Sie stand auf und gab den Männern einen Wink, dass sie weiterfahren können. Sie weinte nicht, obwohl ihre Augen brannten vor Schmerz. Inzwischen kamen auch meine Geschwister, die beim Nachbarn gespielt hatten. Dort hatten sie es schon erfahren. Ein grosses Weinen und Klagen hatte alle ergriffen. Auch die Mutter weinte stille Tränen, die sie immer wieder abwischte. Dann richtet sie sich auf und sagte:
"Kinder, seid nun rihig! Mit viel Jammern können wir dem Papa nicht helfen."
Sie ging uns voraus in die Stube zum Herrgottswinkel. Da kniete sie nieder und winkte uns, dass auch wir hinknieen. Sie betete den schmerzhaften Rosenkranz vor. Wir beteten nach. Dann stand sie auf und winkte uns, wir sollen uns setzen. Sie sagte Worte, die ich nie vergessen konnte. Die mir für mein ganzes Leben Wegweisung wurden:
"Kinder, der Vater war ein guter Christ. Er hat treu in Christus gelebt. Darum sollen wir nicht traurig sein. Er ist wahrscheinlich schon im Himmel. Das Leben auf dieser Welt ist nur der Weg in die Ewigkeit. Für einen guten Christen ist es der Weg in den Himmel. Beim lieben Papa ging es zu schnell. Aber der liebe Gott weiss, warum er ihn so bald heimgerufen hat. Vielleicht wollte er ihn vor einem grösseren Unglück bewahren, das ihm im Glauben geschadet hätte.
Der Vater wird vom Himmel aus für uns sorgen. Er wird uns zum guten mahnen. Wir hören seine Stimme nicht mehr mit den Ohren. Aber mit dem Herzen können wir sie hören. Achtet gut auf diese Stimme, dann wird euch der Vater überall beschützen können. Es wird euch kein Unheil geschehen, das euch schaden könnte. Vertraut dem Vater! Er wird immer bei uns sein, auch wenn wir ihn nicht sehen können.
Kinder, das musste ich euch sagen im Auftrag des Vaters! Mir ist als hätte er mir das wortwörtlich zugeflüstert.
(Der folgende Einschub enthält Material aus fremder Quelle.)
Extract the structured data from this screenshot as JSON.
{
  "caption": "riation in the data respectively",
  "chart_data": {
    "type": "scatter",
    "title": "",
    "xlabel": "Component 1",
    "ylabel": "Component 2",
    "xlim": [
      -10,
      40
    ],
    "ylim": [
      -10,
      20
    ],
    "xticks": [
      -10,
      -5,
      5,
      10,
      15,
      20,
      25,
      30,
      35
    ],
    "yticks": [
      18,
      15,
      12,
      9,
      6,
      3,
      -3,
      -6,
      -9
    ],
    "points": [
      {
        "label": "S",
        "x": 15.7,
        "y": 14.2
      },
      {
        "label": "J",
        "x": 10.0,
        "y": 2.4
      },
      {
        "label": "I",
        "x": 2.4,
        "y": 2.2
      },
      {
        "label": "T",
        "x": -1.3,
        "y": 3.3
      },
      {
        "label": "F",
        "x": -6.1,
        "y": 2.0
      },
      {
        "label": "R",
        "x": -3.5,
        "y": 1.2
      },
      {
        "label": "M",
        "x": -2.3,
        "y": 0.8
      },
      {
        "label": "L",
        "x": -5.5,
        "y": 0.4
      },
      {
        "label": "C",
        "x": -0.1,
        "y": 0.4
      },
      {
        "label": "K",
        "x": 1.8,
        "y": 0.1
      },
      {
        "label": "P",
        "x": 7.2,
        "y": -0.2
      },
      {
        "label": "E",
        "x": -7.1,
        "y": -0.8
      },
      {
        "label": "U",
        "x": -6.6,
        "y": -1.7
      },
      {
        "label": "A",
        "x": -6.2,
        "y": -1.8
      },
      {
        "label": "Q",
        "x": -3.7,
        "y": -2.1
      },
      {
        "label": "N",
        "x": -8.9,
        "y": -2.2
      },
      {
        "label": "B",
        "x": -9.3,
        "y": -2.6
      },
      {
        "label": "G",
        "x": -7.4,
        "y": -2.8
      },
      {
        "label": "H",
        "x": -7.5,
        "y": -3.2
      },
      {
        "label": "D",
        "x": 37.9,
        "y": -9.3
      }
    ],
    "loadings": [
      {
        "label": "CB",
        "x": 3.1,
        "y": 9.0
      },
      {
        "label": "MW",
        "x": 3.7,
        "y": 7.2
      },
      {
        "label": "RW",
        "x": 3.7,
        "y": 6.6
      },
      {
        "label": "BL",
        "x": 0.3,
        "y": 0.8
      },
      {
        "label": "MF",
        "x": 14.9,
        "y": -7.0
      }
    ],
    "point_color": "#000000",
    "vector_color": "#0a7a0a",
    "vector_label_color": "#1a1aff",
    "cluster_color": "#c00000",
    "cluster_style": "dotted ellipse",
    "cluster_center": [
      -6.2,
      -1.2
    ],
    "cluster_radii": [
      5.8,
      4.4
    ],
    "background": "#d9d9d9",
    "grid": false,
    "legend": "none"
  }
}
Nun seid tapfer, wie es der Papa von uns erwartet."
Eines Tages kamen meine zwei älteren Brüder begeistert heim und riefen: "Mama, unser Führer ruft uns zu den Waffen, weil die Polen uns überfallen."
Da legte unsere Mama den Beiden die Hände auf die Schultern und sagte sehr ernst:
"Buben, Hitler ist die grösste Versuchung, die Gott zugelassen hat, um unseren Glauben zu prüfen. Jetzt kann jeder zeigen, wem er mehr glaubt, Jesus oder Hitler. Wenn ihr einrücken müsst und wenn ihr wollt, dass euer Vater mit euch ist und euch beschützt, dann hört, was er euch sagen will:
"Buben, schaut immer aufwärts zum Himmel! Hört nicht auf das Geschrei der Leute, die nicht weiterdenken können. Was ihr nun wagen müsst, wagt es mit Jesus! Dann wird Jesus euer Sieg sein für den Himmel! Unser wahrer Führer ist nur Jesus."
Als ich beim letzten Urlaub von der Mutter Abschied nahm, sagte sie mir nach dem Segenskreuzerl:
"Die Deutschen haben sich mit Hitler teuflisch erhoben. Darum muss sie Jesus unter das Kreuz seiner Liebe beugen, damit sie wieder für den Himmel taugen. Bub, hab keine Angst! Ich segne dich immer und der Vater geht mit dir und beschützt dich! Ich spüre das! Du kommst wieder, wenn du auch zum Wagnis der Liebe mit Jesus viel ertragen musst."
Er erzählte weiter:
"Ich musste oft staunen, wie ich in der schweren sibirischen Gefangenschaft bestehen konnte, obwohl mich die Russen in ein Straflager bringen wollten, weil ich die Rechte der Gefangenen so streng gefordert habe. Sie haben mich angespuckt, sie haben mich geschlagen und haben mich in den Hungerbunker gesperrt, aber ich hab mich nie gefürchtet und habe weiter die Rechte meiner Kameraden gefordert.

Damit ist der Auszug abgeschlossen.